Saturday, 19 July 2008

SIPCA Stage I Day Two / Afternoon session

Afternoon session

Seven more pianists, and we’re done with Stage I. Sean Chen (19, USA, Yamaha) was all introspection in the Bach Prelude in G minor (WTC II), with its dotted rhythm dictating the scene before a buoyant fugue of jazz-like feel closed the work. Chopin’s first Etude (Op.10 No.1) reared its arpeggio-laden head once again, immaculately read, needless to say. His Scriabin Sonata No.4 was also well-played, but it lacked a certain sensuality in the first movement while the Prestissimo volando that followed attaca only truly took off in its latter pages.

By the time Sergei Saratovsky (26, Russia/Canada, Yamaha) took to the stage, his piano was already several microtones out of tune. His reading of Liszt’s Transcendental Etude No.10 was choppy, but had enough agitato to keep one satisfied. The much-needed contrasts came in two Chopin Nocturnes, the first in F major (Op.15 No.1) which truly sang, and the second in B major (Op.9 No.3) carrying a yearning love message. It was gloves off in Rodion Shchedrin’s Basso Ostinato, a white-knuckled bruiser and favourite secret weapon that Russians use to overawe overseas audiences and juries. Judging by the applause, it worked.

Ryan MacEvoy McCullough (21, USA, Steinway) with his 60s Beatles mullet brought nobility to the Prelude and Fugue in C major (WTC II) and a wonderfully articulated fugue, played very fast but without letting up for a second. His Debussy Estampes was splendid for two thirds of the time (Pagodes and Jardins sous la pluie were very evocative) but La soirees dans Grenade got lost in the sultry night sky. No problems though in Chopin’s final Etude in C minor (Op.25 No.12), where arpeggios in both hands amply portrayed the roar of the ocean.

To say the Chun Chieh Yen (24, Taiwan, Yamaha) was my least favourite pianist would be an understatement. His Mozart Sonata in B flat major (K.281) was treated like some toccata to conquer, with neither heart nor warmth. All that scampering around was to have little purpose except to show off a brittle and unpleasant sound. That selfsame scampering was however put to superb use in Rachmaninov’s “Little Red Riding Hood” Etude-tableau in A minor (Op.39 No.3) where Big Bad Wolf was aptly portrayed lying in wait. Yen’s Scriabin Fantasy in B minor (Op.28), which displayed some admirable sonic qualities, could have came through magnificently had he not trod on wolf poo and gotten himself stuck in a holding pattern.

Eric Zuber (23, USA, Yamaha) used the sustaining pedal liberally throughout his recital, which gave a “wet” feel to all he touched. It worked well in the Rachmaninov Etude-tableau in E flat minor (Op.39 No.9), but variably in two very familiar Scarlatti sonatas. His Chopin Andante Spianato was suitably dreamy, like a nocturne, but I would have preferred a more crisp sound in the ensuing Grande Polonaise Brilliante His grandstand finish was – pardon the pun – exzuberant to say the least.

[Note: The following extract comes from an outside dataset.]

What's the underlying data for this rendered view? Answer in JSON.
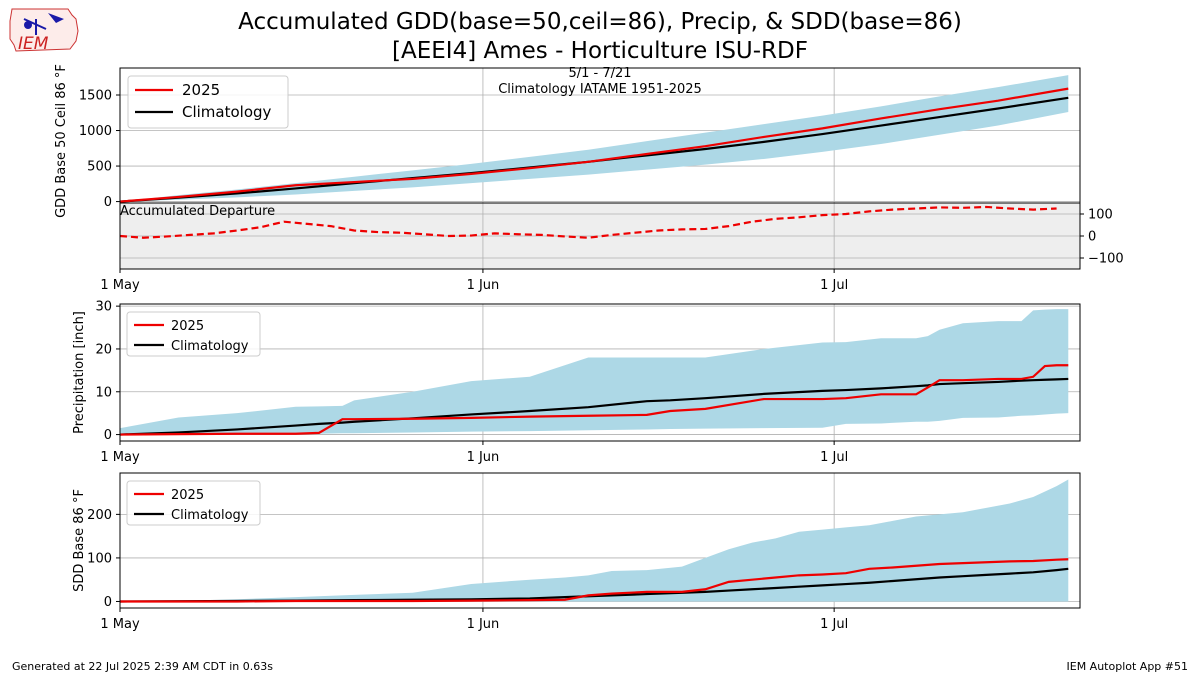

Yekwon Sunwoo (19, Korea, Yamaha) strikes one as a very reliable and diligent student of the piano. Like Takashi Sato before him, his delivery is polished to a fine sheen and lacks nothing in the technical department. His Schumann Abegg Variations (Op.1) had a timid opening but to his credit never lost sight of the song-like theme through the myriad machinations in the right hand. His Ravel La Valse was no less accomplished, and one did not for a moment feel a sense of risk or danger. Yes, he was that secure, and so was his Chopin Etude (Op.10 No.1) played for the – thanks be to God – the penultimate time.

Finally, Xun Wang (28, China, Kawai) gave the shortest recital of the opening stage, running under 15 of the specified 20 minutes. With the only Mendelssohn on offer, his two Songs Without Words felt like manna from heaven. His Chopin Etude (yes, that same one) was close to perfection and the rollicking Rachmaninov Prelude in G minor (Op.23 No.5), while not note-perfect, had enough character and gusto to carry him through.

For the next edition of SIPCA 2012, I would like to suggest a compulsory Chopin-Godowsky Etude to be performed in Stage I. Unhyphenated Chopin is just child’s play for these kids, and there are 53 (as opposed to 27) to pick from.